What both neuroscience and older contemplative traditions point toward, from very different directions, is that these experiences are not supernatural. They are what becomes possible when the nervous system is no longer spending most of its energy on protection. When the body is no longer bracing. When the old wounds have been met with enough care and understanding that they no longer run everything.
In those conditions, something opens up. A depth of connection and aliveness that the defended, contracted self simply cannot reach. It doesn't arrive as a dramatic event. It tends to show up first in small moments that feel surprisingly open, moments of real contact with another person, or with yourself, that feel fuller than usual. And over time, with continued work, those moments become more frequent and more sustainable.

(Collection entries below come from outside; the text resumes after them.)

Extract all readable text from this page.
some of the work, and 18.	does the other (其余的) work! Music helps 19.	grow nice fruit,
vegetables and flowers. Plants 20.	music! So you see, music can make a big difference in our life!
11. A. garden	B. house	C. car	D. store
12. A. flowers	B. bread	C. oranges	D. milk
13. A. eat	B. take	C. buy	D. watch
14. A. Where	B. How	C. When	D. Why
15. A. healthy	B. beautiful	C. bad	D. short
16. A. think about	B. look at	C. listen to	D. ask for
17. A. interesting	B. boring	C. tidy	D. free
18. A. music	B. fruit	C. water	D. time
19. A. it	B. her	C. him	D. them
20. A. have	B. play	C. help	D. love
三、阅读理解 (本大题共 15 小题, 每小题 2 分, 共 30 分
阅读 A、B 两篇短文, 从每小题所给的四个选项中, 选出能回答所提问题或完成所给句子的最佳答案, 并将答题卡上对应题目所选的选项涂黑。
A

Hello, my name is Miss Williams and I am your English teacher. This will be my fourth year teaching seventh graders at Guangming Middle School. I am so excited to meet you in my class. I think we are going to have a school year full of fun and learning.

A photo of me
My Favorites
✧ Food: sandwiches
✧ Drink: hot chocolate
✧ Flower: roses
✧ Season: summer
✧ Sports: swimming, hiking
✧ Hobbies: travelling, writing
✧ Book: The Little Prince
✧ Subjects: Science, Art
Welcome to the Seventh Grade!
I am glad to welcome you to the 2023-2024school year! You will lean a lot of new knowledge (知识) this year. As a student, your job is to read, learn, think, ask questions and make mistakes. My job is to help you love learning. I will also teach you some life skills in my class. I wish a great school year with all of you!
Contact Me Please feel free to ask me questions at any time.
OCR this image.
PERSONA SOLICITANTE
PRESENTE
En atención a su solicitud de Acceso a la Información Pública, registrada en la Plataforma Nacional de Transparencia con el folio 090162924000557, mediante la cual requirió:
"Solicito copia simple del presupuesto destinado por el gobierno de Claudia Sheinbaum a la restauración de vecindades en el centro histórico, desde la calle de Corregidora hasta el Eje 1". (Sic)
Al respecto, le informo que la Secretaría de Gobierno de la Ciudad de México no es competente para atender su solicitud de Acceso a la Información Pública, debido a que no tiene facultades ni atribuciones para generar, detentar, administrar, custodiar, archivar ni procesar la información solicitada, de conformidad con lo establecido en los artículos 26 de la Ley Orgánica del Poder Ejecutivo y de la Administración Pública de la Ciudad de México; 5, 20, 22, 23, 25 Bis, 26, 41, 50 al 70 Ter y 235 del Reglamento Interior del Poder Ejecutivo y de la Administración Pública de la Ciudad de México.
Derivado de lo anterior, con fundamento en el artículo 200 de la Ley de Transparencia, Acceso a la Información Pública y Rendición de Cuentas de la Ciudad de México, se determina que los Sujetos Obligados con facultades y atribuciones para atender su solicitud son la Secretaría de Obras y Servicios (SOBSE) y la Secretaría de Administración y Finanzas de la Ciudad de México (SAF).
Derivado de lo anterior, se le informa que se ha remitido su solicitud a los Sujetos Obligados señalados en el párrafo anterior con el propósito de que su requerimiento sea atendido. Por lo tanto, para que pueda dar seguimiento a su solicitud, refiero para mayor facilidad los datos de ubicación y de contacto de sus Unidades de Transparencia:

This is what I believe this work is ultimately pointing toward. Not just healing what was hurt. But slowly recovering a capacity for full presence and genuine connection that the early wounds buried. The more we understand our wounds, learn what triggers them and what they need, and build real safety in our relationships, the more that capacity becomes available to us.
It doesn't happen all at once. It is more like a path with many difficult stretches, some blind alleys, and occasional peaks where you can finally see how far you have come. And then the path continues.
But it is worth walking.
These reflections draw on years of doing my own work, working with clients and ongoing training in relational and somatic approaches to therapy. If any of this resonates with you personally, I would encourage you to seek support from a therapist trained in relational or somatic work.